Microsoft, par exemple, a signé un contrat de long terme ayant permis le redémarrage d’un réacteur à Three Mile Island, illustrant une volonté croissante de recycler des installations existantes plutôt que de recourir aux énergies fossiles.
Une dynamique mondiale portée par le climat
En Europe, où les centres de données se multiplient, des pays comme la France et le Royaume-Uni renforcent leurs programmes nucléaires, tandis que des États émergents comme la Pologne y voient un moyen de réduire leur dépendance au charbon. La Chine et la Russie investissent simultanément dans l’IA et le nucléaire, cherchant à conjuguer souveraineté technologique et réduction des émissions.
Le Japon modernise ses infrastructures énergétiques et numériques, et les Émirats arabes unis misent sur le nucléaire pour devenir un pôle régional de l’IA tout en limitant leur empreinte carbone.
Les petits réacteurs modulaires : une option plus durable ?

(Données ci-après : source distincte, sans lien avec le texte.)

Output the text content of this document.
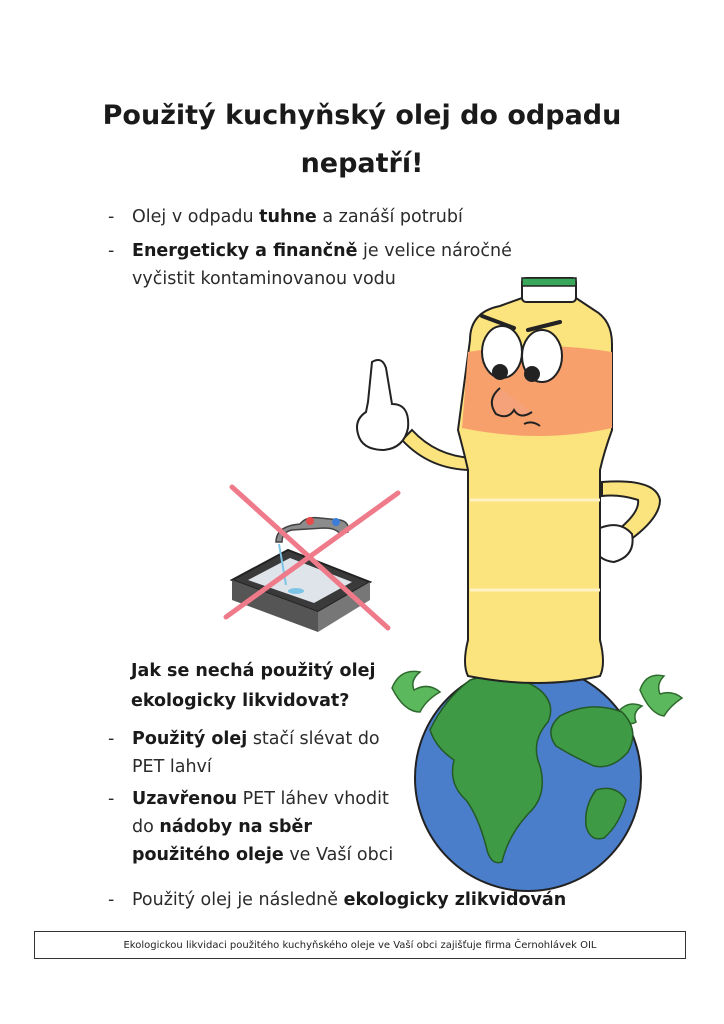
Použitý kuchyňský olej do odpadu
nepatří!
- Olej v odpadu tuhne a zanáší potrubí
- Energeticky a finančně je velice náročné vyčistit kontaminovanou vodu
Jak se nechá použitý olej
ekologicky likvidovat?
- Použitý olej stačí slévat do PET lahví
- Uzavřenou PET láhev vhodit do nádoby na sběr použitého oleje ve Vaší obci
- Použitý olej je následně ekologicky zlikvidován
Ekologickou likvidaci použitého kuchyňského oleje ve Vaší obci zajišťuje firma Černohlávek OIL
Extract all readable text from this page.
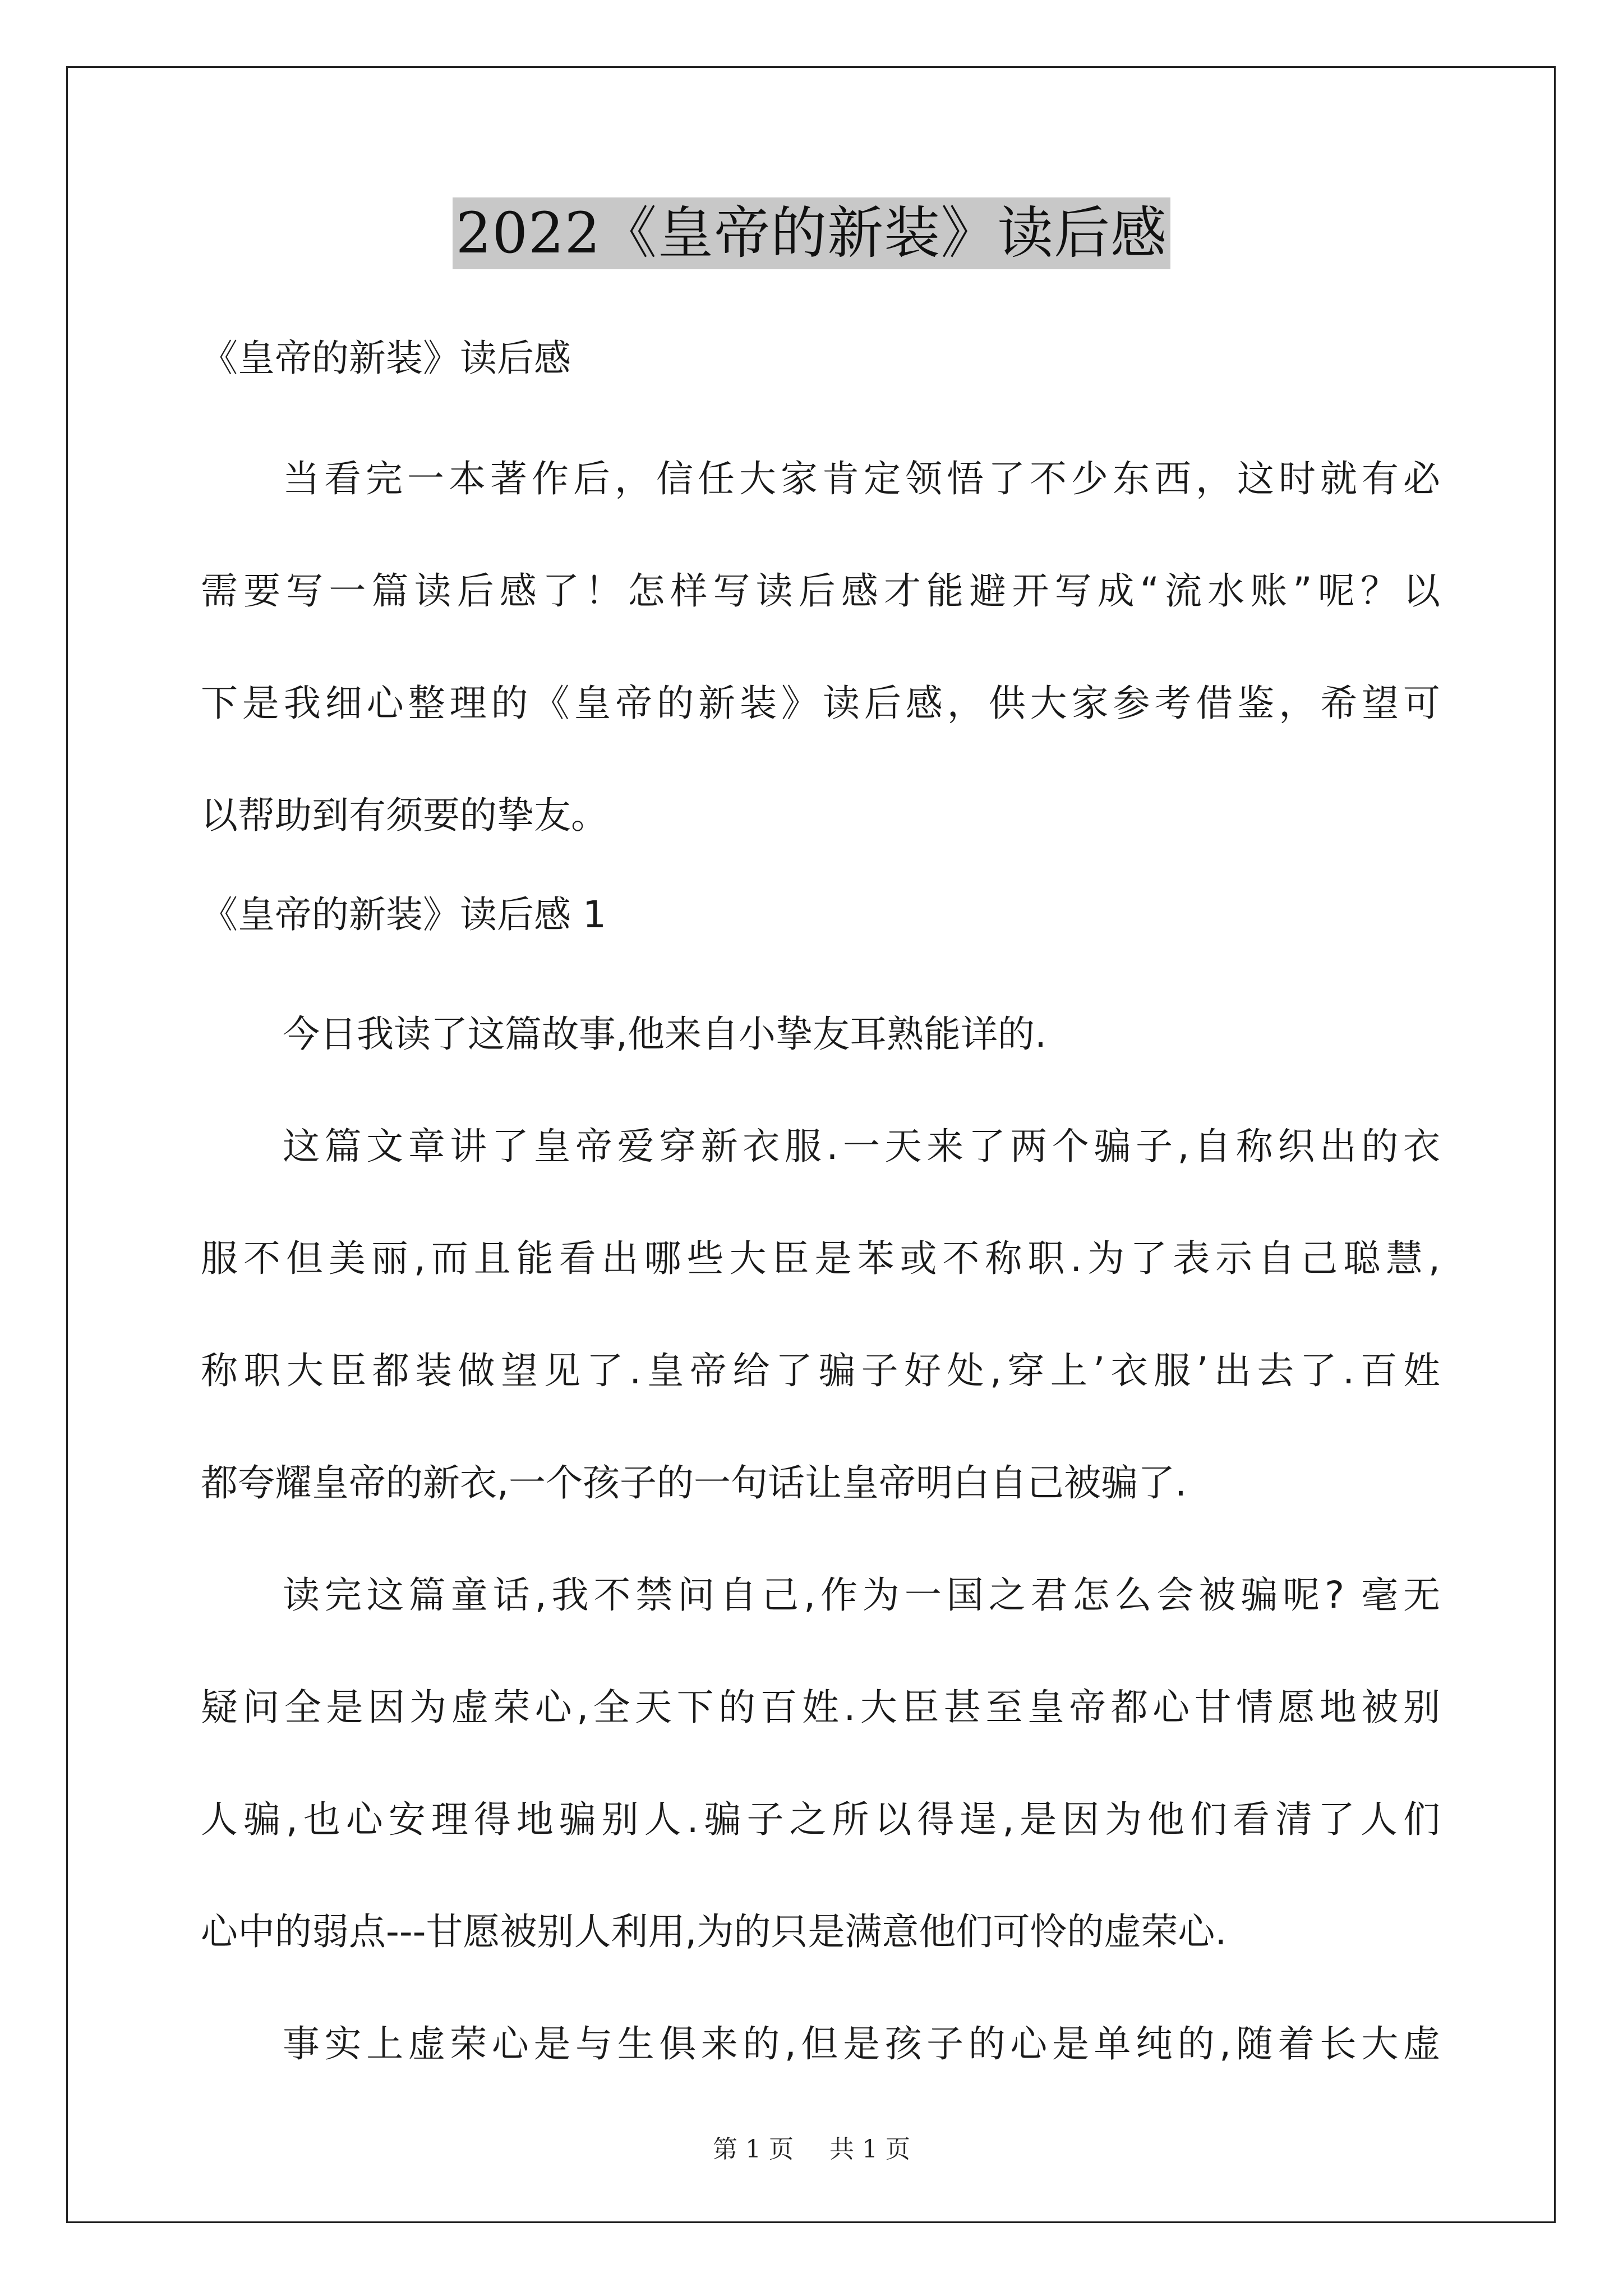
2022《皇帝的新装》读后感

《皇帝的新装》读后感

当看完一本著作后，信任大家肯定领悟了不少东西，这时就有必

需要写一篇读后感了！怎样写读后感才能避开写成“流水账”呢？以

下是我细心整理的《皇帝的新装》读后感，供大家参考借鉴，希望可

以帮助到有须要的挚友。

《皇帝的新装》读后感 1

今日我读了这篇故事,他来自小挚友耳熟能详的.

这篇文章讲了皇帝爱穿新衣服.一天来了两个骗子,自称织出的衣

服不但美丽,而且能看出哪些大臣是苯或不称职.为了表示自己聪慧,

称职大臣都装做望见了.皇帝给了骗子好处,穿上’衣服’出去了.百姓

都夸耀皇帝的新衣,一个孩子的一句话让皇帝明白自己被骗了.

读完这篇童话,我不禁问自己,作为一国之君怎么会被骗呢? 毫无

疑问全是因为虚荣心,全天下的百姓.大臣甚至皇帝都心甘情愿地被别

人骗,也心安理得地骗别人.骗子之所以得逞,是因为他们看清了人们

心中的弱点---甘愿被别人利用,为的只是满意他们可怜的虚荣心.

事实上虚荣心是与生俱来的,但是孩子的心是单纯的,随着长大虚

第 1 页 共 1 页
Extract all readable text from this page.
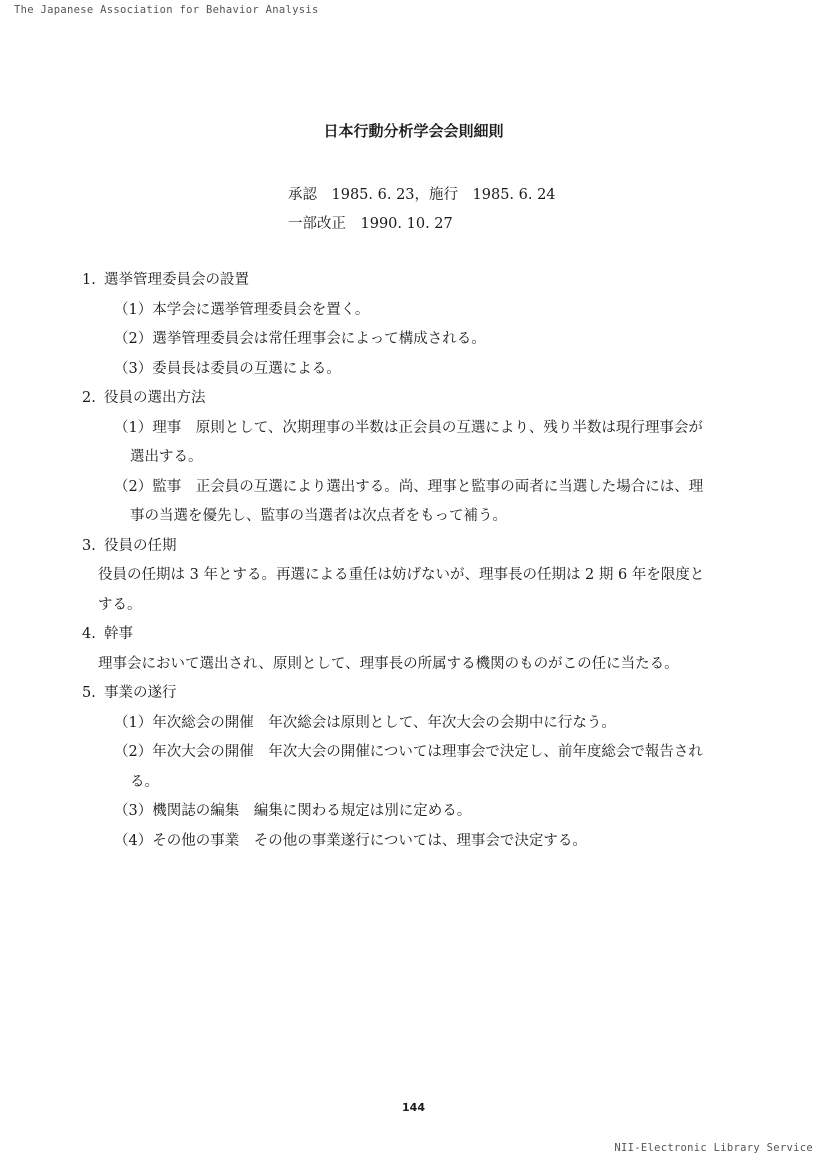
The Japanese Association for Behavior Analysis
日本行動分析学会会則細則
承認　1985. 6. 23，施行　1985. 6. 24
一部改正　1990. 10. 27
1. 選挙管理委員会の設置
（1）本学会に選挙管理委員会を置く。
（2）選挙管理委員会は常任理事会によって構成される。
（3）委員長は委員の互選による。
2. 役員の選出方法
（1）理事　原則として、次期理事の半数は正会員の互選により、残り半数は現行理事会が
選出する。
（2）監事　正会員の互選により選出する。尚、理事と監事の両者に当選した場合には、理
事の当選を優先し、監事の当選者は次点者をもって補う。
3. 役員の任期
役員の任期は 3 年とする。再選による重任は妨げないが、理事長の任期は 2 期 6 年を限度と
する。
4. 幹事
理事会において選出され、原則として、理事長の所属する機関のものがこの任に当たる。
5. 事業の遂行
（1）年次総会の開催　年次総会は原則として、年次大会の会期中に行なう。
（2）年次大会の開催　年次大会の開催については理事会で決定し、前年度総会で報告され
る。
（3）機関誌の編集　編集に関わる規定は別に定める。
（4）その他の事業　その他の事業遂行については、理事会で決定する。
144
NII-Electronic Library Service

Pour répondre rapidement aux besoins énergétiques tout en limitant l’impact environnemental, les petits réacteurs modulaires (SMR) suscitent un intérêt croissant. Leur emprise au sol réduite, leurs systèmes de sécurité renforcés et leur capacité à être installés à proximité des centres de données permettent de réduire les pertes d’énergie liées au transport et de soulager des réseaux électriques déjà sous tension.
Bien qu’encore en phase de développement, ces réacteurs pourraient jouer un rôle clé dans une transition énergétique sobre en carbone. Google a déjà conclu un accord pour s’approvisionner en électricité issue de SMR, une première mondiale, avec une mise en service envisagée autour de 2030.
Vers un système énergétique compatible avec les limites planétaires
Qu’il s’agisse de prolonger la durée de vie de centrales existantes, de développer de nouveaux réacteurs, d’explorer l’énergie solaire spatiale ou de déployer des petits réacteurs modulaires, toutes ces initiatives convergent vers un même objectif : fournir à l’IA une énergie abondante sans compromettre le climat.
À l’heure où le numérique façonne les sociétés futures, le défi n’est plus seulement technologique, mais écologique : construire un système énergétique capable de soutenir l’innovation tout en respectant les limites planétaires.